Chennai: The Office of the Principal Scientific Adviser (PSA) convened a high-level roundtable on techno-legal AI regulation to advance responsible and innovation-aligned governance frameworks ahead of the India AI Impact Summit 2026.
The PSA organised the roundtable on December 22, 2026, in collaboration with the iSPIRT Foundation and the Centre for Responsible AI at IIT Madras. Ajay Kumar Sood, Principal Scientific Adviser to the Government of India, chaired the session. The event also served as an official pre-summit engagement for the India AI Impact Summit 2026.
Senior policymakers, technologists, legal experts, and industry leaders joined the discussions. Participants included Dr. Preeti Banzal, Adviser and Scientist ‘G’ in the Office of the PSA, Kavita Bhatia, Scientist ‘G’ and Group Coordinator at the Ministry of Electronics and Information Technology, Hari Subramanian of the iSPIRT Foundation, and Prof. Balaraman Ravindran, Head of the Centre for Responsible AI at IIT Madras. Academics and startup leaders from across the AI ecosystem also took part.

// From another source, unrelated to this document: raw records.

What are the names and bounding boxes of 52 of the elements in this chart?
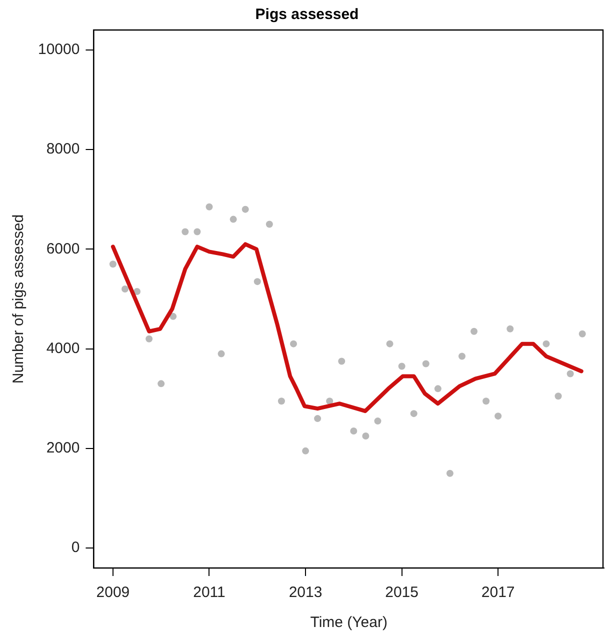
y-tick-label: 8000 (46, 140, 80, 158)
point (350, 428, 358, 435)
x-tick-label: 2017 (481, 584, 515, 602)
point (314, 415, 322, 422)
point (254, 278, 261, 286)
point (218, 350, 225, 358)
y-tick-label: 2000 (46, 440, 80, 457)
point (326, 398, 334, 405)
x-tick-label: 2011 (193, 584, 226, 602)
point (278, 398, 285, 405)
y-tick-label: 4000 (46, 340, 80, 357)
point (146, 335, 153, 342)
point (158, 380, 165, 388)
point (230, 216, 237, 223)
y-tick-label: 10000 (38, 41, 80, 58)
point (422, 360, 430, 368)
point (109, 260, 116, 268)
point (170, 312, 177, 320)
x-tick-label: 2015 (385, 584, 418, 602)
point (458, 352, 466, 360)
point (386, 340, 394, 348)
point (410, 410, 418, 418)
point (266, 220, 273, 228)
chart-title: Pigs assessed (255, 6, 359, 24)
x-axis-title: Time (Year) (310, 614, 388, 632)
x-tick-label: 2013 (288, 584, 322, 602)
point (182, 228, 189, 236)
point (578, 330, 586, 338)
point (506, 325, 514, 332)
point (554, 392, 562, 400)
y-axis-title: Number of pigs assessed (10, 214, 28, 384)
point (470, 328, 478, 335)
x-tick-label: 2009 (96, 584, 130, 602)
point (302, 447, 310, 454)
point (134, 288, 141, 296)
point (362, 432, 370, 440)
point (482, 398, 490, 405)
point (542, 340, 550, 348)
point (290, 340, 297, 348)
point (194, 228, 201, 236)
point (566, 370, 574, 378)
point (242, 206, 249, 213)
point (122, 286, 129, 293)
y-tick-label: 0 (71, 539, 80, 556)
point (446, 470, 454, 477)
point (398, 362, 406, 370)
point (206, 203, 213, 210)
point (338, 358, 346, 365)
point (374, 418, 382, 425)
point (434, 385, 442, 392)
y-tick-label: 6000 (46, 240, 80, 258)
point (494, 412, 502, 420)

To set the context, Dr. Banzal outlined India’s approach to techno-legal AI regulation. She emphasised practical implementation, sustained capacity building, and global cooperation. According to her, India must present clear and workable pathways that balance innovation with accountability.
AI governance roundtable focuses on privacy and accountability
In his keynote address, Prof. Sood said India stood ready to adopt a techno-legal approach to AI governance. He stressed the need to embed legal and regulatory principles directly into AI systems. Such integration, he said, would ensure accountability, transparency, data privacy, and cybersecurity by design. He urged participants to explore all viable models for building a strong governance framework.
Meanwhile, co-moderators Hari Subramanian and Prof. Ravindran highlighted key technical and policy challenges. These included data protection, leakage risks, differential privacy, accuracy, and system throughput. They also flagged trade-offs between privacy safeguards and performance. At the same time, they stressed equity, data sovereignty, and broader economic and strategic concerns.
Experts further discussed the need for strong consent and privacy mechanisms across AI training, inference, and deployment. The deliberations covered alignment with the DEPA framework, compliance-by-design architectures, and regulatory responses to non-deterministic AI systems. Participants also examined AI-generated content and related copyright issues. They noted that model robustness must align with technical and socio-economic realities to keep solutions practical for users.
Concluding the session, Dr. Banzal said the insights would feed into the Safe and Trusted AI Chakra of the India AI Impact Summit 2026. She added that the Office of the PSA would publish an explanatory white paper on techno-legal AI governance based on the roundtable’s recommendations.